There’s also the reality that on the CW network they’ve had many years of The Flash TV show and, again perhaps, people simply had their fill of the character and weren’t quite as willing to spend another couple of hours with him.
I also feel there is this: The Flash’s trailer gave us so many wonderful surprises, including Micheal Keaton and Ben Affleck and a certain Super character… that perhaps audiences’ anticipation of the film centered on what surprises there were to be found.
Unfortunately, the day the film was released pretty much all those surprises were posted on websites like TikTok or YouTube and suddenly any surprises audiences were going to have were eliminated. While one would hope people would see a film above and beyond what “surprises” it offers, the reality is that maybe a combination of not really wanting to see Ezra Miller or having their hunger sated with the Flash TV show meant the surprises were pretty much all people were interested in and when they were revealed… what was the point of going?
There’s also this potent possible combination: Superhero fatigue and/or the fact that cinemas are still struggling post-COVID to get the audiences back.

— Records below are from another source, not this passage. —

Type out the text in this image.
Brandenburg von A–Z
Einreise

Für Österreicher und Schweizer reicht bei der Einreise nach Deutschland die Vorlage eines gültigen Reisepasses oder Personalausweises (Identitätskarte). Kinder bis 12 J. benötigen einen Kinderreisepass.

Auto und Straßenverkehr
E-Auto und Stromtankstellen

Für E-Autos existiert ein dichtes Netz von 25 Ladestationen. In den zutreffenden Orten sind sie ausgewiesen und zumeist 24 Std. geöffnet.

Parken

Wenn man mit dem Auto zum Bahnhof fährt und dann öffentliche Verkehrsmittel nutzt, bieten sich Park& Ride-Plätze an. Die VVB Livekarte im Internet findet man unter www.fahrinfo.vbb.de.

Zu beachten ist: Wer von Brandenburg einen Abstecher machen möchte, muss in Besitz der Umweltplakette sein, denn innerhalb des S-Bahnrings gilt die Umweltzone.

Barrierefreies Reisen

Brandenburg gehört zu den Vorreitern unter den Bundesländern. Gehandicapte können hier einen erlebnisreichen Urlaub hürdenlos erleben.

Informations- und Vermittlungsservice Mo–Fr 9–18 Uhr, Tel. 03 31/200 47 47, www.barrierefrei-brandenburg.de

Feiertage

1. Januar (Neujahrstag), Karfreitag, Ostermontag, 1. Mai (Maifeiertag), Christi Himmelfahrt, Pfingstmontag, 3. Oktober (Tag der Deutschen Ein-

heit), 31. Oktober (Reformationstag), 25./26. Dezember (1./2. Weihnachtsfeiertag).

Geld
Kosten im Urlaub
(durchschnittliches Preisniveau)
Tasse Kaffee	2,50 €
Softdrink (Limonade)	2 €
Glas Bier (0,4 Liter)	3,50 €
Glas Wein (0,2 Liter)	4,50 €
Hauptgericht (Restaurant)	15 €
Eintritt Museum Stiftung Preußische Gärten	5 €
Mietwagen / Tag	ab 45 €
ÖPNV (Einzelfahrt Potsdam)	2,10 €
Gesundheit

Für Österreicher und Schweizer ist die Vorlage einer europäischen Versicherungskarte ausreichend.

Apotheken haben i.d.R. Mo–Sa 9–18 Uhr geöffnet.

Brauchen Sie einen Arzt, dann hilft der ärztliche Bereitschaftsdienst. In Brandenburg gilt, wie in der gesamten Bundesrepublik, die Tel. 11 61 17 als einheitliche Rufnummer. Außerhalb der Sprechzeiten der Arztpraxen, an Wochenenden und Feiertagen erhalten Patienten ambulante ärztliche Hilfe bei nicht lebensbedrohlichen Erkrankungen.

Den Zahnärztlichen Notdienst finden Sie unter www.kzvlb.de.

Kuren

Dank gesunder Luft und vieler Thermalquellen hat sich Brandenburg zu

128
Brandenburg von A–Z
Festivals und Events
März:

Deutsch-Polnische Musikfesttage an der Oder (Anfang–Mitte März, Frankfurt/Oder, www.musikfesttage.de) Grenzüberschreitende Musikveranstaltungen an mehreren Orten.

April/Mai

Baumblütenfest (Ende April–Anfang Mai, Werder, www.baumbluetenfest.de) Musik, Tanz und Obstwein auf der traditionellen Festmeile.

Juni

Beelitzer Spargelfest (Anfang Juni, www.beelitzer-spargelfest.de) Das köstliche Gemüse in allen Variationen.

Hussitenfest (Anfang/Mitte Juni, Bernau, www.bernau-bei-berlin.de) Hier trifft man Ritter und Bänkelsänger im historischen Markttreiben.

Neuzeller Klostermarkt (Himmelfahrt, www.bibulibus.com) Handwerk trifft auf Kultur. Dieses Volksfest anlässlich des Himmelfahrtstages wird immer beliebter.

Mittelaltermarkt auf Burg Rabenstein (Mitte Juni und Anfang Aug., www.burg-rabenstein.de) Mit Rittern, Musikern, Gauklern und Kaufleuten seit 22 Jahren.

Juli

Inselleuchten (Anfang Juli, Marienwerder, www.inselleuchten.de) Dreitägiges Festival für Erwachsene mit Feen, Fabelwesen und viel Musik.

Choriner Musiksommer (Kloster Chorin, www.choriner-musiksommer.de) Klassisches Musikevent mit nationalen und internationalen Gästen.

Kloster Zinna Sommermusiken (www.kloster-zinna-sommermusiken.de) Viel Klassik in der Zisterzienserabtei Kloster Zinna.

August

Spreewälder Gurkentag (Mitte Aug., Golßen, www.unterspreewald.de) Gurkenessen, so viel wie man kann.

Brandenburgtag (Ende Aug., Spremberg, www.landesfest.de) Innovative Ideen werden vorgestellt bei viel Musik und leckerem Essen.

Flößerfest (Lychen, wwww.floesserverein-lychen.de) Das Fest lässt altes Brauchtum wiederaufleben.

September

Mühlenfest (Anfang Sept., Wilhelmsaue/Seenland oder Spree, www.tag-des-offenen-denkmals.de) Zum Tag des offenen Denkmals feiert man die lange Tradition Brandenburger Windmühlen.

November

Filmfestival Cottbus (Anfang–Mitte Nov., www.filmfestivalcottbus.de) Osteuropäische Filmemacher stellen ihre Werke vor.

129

I feel superhero fatigue is a very real thing and, frankly, by this point maybe it should be. There are an awful lot of superhero films being released (and that’s not counting the TV shows!) and perhaps people are starting to get bored of these works.
Regarding the later point about cinemas post-COVID, there have been exceptions. The Tom Cruise Top Gun sequel did spectacularly at the box office and there have been films here and there that have performed well. But in general it does appear that Hollywood is struggling to get people back to wanting to see films in theaters.
This has been exasperated by the many streaming services out there. The Black Adam film, for example, didn’t do all that well and it showed up relatively quickly on HBO Max (now called Max). Why bother going to the theater to see a film if you know it will show up very soon in a streaming service? My understanding is The Flash will be released to digital media next month so, again, why bother going to the theater to see it if you just wait a couple of months and see it in the comfort of your home?
Regardless of whether one, two, or all these elements were at play, the bottom line is The Flash movie appears to be a big time underperformer.
Did it deserve this fate?
Since I haven’t yet seen it, I don’t know. But I do worry about the future of cinema.
Nothing is written in stone and what might once have been a tried and true form of entertainment might well disappear with the passage of time and changing tastes.